Looking forward, addressing these financial, legislative, structural, and cultural changes will take time, particularly given the current political situation. The junta government has made it clear that it will not accept any criticism of its rule, which causes a problem for any mental health campaign. While mental health was certainly an issue in Myanmar before, it is an issue that has been exacerbated by the military coup and the subsequent, and ongoing, destruction that has followed. Even for those who have not directly experienced extreme traumatic experiences (like being imprisoned, physically attacked etc.), anyone with a Facebook account will have been exposed to content that poses severe mental health risks. Stresses related to the severe economic implications of the coup, such as mass unemployment and financial insecurity, may also act as triggers on top of the previous existing challenges caused by Covid-19, past traumas, or even the normal difficulties in a person’s life.

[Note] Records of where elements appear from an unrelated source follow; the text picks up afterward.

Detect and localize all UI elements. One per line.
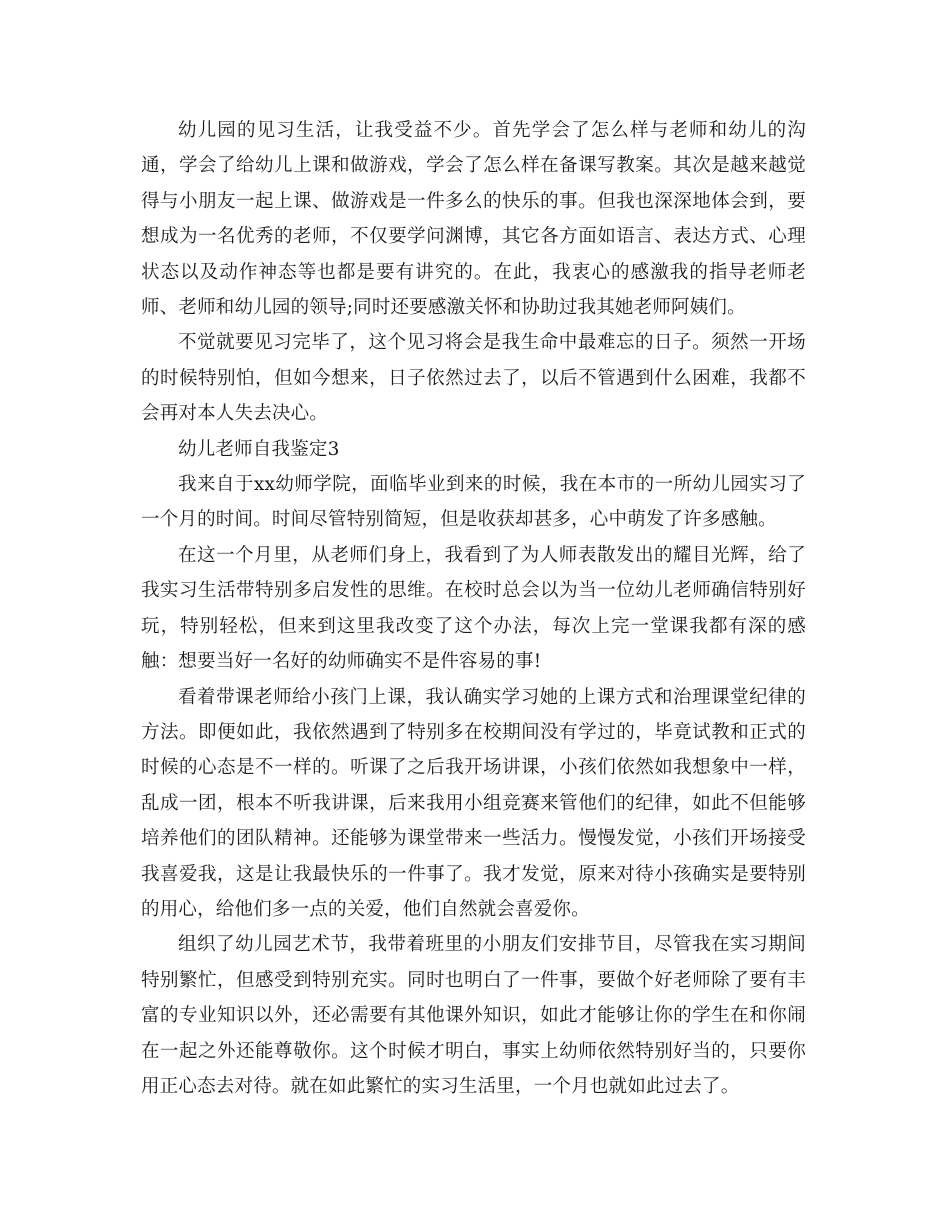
document-body bbox=[141, 113, 806, 1104]
paragraph-teaching-experience: 看着带课老师给小孩门上课，我认确实学习她的上课方式和治理课堂纪律的方法。即便如此，我依然遇到了特别多在校期间没有学过的，毕竟试教和正式的时候的心态是不一样的。听课了之后我开场讲课，小孩们依然如我想象中一样，乱成一团，根本不听我讲课，后来我用小组竞赛来管他们的纪律，如此不但能够培养他们的团队精神。还能够为课堂带来一些活力。慢慢发觉，小孩们开场接受我喜爱我，这是让我最快乐的一件事了。我才发觉，原来对待小孩确实是要特别的用心，给他们多一点的关爱，他们自然就会喜爱你。 bbox=[141, 686, 806, 920]
paragraph-introduction: 我来自于xx幼师学院，面临毕业到来的时候，我在本市的一所幼儿园实习了一个月的时间。时间尽管特别简短，但是收获却甚多，心中萌发了许多感触。 bbox=[141, 474, 806, 531]
paragraph-internship-gains: 幼儿园的见习生活，让我受益不少。首先学会了怎么样与老师和幼儿的沟通，学会了给幼儿上课和做游戏，学会了怎么样在备课写教案。其次是越来越觉得与小朋友一起上课、做游戏是一件多么的快乐的事。但我也深深地体会到，要想成为一名优秀的老师，不仅要学问渊博，其它各方面如语言、表达方式、心理状态以及动作神态等也都是要有讲究的。在此，我衷心的感激我的指导老师老师、老师和幼儿园的领导;同时还要感激关怀和协助过我其她老师阿姨们。 bbox=[141, 120, 806, 319]
paragraph-art-festival: 组织了幼儿园艺术节，我带着班里的小朋友们安排节目，尽管我在实习期间特别繁忙，但感受到特别充实。同时也明白了一件事，要做个好老师除了要有丰富的专业知识以外，还必需要有其他课外知识，如此才能够让你的学生在和你闹在一起之外还能尊敬你。这个时候才明白，事实上幼师依然特别好当的，只要你用正心态去对待。就在如此繁忙的实习生活里，一个月也就如此过去了。 bbox=[141, 934, 806, 1097]
section-heading: 幼儿老师自我鉴定3 bbox=[178, 438, 340, 460]
paragraph-internship-ending: 不觉就要见习完毕了，这个见习将会是我生命中最难忘的日子。须然一开场的时候特别怕，但如今想来，日子依然过去了，以后不管遇到什么困难，我都不会再对本人失去决心。 bbox=[141, 332, 806, 425]
paragraph-first-month: 在这一个月里，从老师们身上，我看到了为人师表散发出的耀目光辉，给了我实习生活带特别多启发性的思维。在校时总会以为当一位幼儿老师确信特别好玩，特别轻松，但来到这里我改变了这个办法，每次上完一堂课我都有深的感触：想要当好一名好的幼师确实不是件容易的事! bbox=[141, 544, 806, 673]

The coup puts mental health at an impasse: many of the mental health issues people will be experiencing will be caused directly by the coup, yet any treatment likely cannot explore these issues or place any blame, lest they run the risk of censorship – or worse. However, as Aung Min Thein tells me, the importance of therapy is not about placing the blame on somebody or something, rather about working on one’s own issues. His approach is to focus on the feelings of the individuals rather than the stimuli that caused them. This strategy does not legitimise the coup, but rather a recognition that the resilience people require to resist the regime depends on their mental wellbeing.


While the situation seems bleak, the first step at least is clear: we need to deal with the stigma associated with mental health in Myanmar, and to help people realise that asking for mental health support is both completely normal and healthy. Only then can mental health issues in Myanmar be truly addressed.